Let me offer you 3 principles, learning from folks like Paul. 
  • First, remember who you are. A Father who loves you, a Son who died for you, and a Spirit who lives in you. Paul heard very clearly from the Lord that he was a “chosen instrument” (Acts 9:15). God’s choosing gave him confidence in the face of adversity. He knew that God was in control of the situation and that God was watching out for him. We too are “the called, the beloved, the kept” (Jude 1). As systems fail around us, we must never lose sight of this truth. “If God is for us, who can stand against us?” (Rom. 8:31)

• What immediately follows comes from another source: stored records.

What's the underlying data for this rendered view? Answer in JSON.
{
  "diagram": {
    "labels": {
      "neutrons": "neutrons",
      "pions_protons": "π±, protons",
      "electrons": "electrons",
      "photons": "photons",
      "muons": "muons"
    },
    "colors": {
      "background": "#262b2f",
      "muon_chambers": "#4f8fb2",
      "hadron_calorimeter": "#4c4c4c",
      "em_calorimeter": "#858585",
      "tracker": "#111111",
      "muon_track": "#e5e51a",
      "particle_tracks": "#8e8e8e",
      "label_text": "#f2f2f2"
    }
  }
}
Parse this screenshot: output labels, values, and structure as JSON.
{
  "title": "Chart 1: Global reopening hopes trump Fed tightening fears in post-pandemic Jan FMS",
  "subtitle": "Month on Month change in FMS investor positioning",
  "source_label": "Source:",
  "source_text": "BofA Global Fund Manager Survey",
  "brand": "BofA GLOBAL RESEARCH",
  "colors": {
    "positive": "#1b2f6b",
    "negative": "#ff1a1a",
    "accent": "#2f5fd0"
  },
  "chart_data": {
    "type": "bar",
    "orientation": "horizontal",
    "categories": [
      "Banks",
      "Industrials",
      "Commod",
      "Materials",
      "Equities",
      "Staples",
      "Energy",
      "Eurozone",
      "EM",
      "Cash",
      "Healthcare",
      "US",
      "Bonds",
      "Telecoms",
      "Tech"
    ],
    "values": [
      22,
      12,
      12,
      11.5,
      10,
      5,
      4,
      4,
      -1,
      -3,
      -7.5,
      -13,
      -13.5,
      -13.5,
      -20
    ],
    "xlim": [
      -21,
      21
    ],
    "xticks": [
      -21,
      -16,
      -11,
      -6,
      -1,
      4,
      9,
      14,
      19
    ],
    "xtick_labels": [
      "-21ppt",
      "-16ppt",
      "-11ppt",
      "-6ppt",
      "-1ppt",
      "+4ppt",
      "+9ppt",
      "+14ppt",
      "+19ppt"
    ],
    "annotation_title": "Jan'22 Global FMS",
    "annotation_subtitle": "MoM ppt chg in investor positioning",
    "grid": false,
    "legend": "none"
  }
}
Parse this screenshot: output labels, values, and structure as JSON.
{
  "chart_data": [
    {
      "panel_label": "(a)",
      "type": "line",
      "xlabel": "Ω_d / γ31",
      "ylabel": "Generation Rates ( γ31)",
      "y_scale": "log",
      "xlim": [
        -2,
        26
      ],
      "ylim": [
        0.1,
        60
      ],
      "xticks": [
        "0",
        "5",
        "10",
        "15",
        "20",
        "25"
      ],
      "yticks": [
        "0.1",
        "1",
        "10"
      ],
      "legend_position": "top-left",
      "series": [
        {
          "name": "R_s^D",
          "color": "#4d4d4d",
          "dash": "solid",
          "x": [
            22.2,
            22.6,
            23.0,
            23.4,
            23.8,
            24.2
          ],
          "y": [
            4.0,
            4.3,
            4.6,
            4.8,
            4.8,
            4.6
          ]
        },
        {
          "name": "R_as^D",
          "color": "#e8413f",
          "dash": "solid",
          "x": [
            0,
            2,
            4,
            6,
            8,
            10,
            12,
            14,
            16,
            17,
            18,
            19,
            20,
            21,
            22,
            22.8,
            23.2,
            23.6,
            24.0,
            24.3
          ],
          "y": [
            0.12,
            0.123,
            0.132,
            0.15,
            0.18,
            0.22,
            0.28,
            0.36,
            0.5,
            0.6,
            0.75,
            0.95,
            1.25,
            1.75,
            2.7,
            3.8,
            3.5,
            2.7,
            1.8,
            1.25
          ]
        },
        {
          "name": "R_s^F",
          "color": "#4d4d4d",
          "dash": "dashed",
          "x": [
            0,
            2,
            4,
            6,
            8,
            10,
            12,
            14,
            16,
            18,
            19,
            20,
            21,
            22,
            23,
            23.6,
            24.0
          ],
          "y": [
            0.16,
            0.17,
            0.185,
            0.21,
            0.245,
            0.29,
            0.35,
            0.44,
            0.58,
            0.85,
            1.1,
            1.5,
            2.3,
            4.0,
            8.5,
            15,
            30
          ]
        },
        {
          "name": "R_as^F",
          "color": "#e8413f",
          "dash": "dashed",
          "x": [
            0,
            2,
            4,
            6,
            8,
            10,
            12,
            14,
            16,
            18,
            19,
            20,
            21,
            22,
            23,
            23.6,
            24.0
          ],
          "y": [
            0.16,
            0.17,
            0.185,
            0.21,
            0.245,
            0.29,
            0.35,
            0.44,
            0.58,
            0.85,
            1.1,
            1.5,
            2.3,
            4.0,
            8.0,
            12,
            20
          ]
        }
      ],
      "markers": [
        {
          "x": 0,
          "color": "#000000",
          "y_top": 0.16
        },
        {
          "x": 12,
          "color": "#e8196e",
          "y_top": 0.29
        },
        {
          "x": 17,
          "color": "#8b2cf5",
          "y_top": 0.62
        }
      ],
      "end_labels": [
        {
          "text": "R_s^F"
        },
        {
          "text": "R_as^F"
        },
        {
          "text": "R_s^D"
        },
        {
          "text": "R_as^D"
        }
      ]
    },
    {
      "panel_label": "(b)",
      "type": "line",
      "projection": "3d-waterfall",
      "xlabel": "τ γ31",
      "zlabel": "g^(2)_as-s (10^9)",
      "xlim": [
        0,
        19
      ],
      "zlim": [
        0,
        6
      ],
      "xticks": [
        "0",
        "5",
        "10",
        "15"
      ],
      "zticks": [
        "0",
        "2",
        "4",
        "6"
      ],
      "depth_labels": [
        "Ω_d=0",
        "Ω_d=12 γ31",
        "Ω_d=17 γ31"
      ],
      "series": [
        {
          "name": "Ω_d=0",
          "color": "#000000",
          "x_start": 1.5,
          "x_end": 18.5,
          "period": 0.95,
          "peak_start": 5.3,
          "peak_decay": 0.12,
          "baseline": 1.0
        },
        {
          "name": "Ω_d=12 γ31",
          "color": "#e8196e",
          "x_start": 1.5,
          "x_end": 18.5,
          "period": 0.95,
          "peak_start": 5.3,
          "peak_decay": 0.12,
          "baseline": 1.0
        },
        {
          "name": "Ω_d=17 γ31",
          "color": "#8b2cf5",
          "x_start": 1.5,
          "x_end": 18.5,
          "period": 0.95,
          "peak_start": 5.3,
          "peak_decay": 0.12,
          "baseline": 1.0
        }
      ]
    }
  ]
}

  • Second, remember, you are following your Older Brother. Paul says in Galatians 2:20, “I have been crucified with Christ. It is no longer I who live, but Christ who lives in me.” The greatest participator in an unjust system, with the most egregiously unjust outcome was our precious Older Brother. Denied justice, stripped, beaten and crucified like a common criminal, our Lord, not a victim, gave himself for us. He is our example, but even more than that, he is the one who empowers us. You have been crucified with him, divine justice is satisfied. Hell has no claim on you. You are truly untouchable. So, united to Him, go forward.

  • Third, stay engaged. Paul appeals to Caesar. Incredible. The Roman government was a mess. Justice was failing Paul at the moment. But he does not pull out. Perhaps he recalls the words that his companion and writer friend Luke recorded in Luke’s Gospel chapter 21. There Jesus said that his followers would indeed be brought before kings and tribunals. Life would be hard for them and they would be persecuted for Christ’s name. But he went on to add, “this will be your opportunity to bear witness. (v. 13)” Rather than move to Canada, let us look to move into profitable, gospel-centered conversations in the places where God has us. Rather than engage in making mockery of the process and the people, let us look for ways to speak the truth in love. Pray for our processes. Pray for our candidates. Move beyond political tribalism and scour your Bible to discover the principles of the kingdom that should be emphasized. You may feel as if you are up against a brick wall. You may even fear for your life. But remembering principles #1 and 2, stay engaged!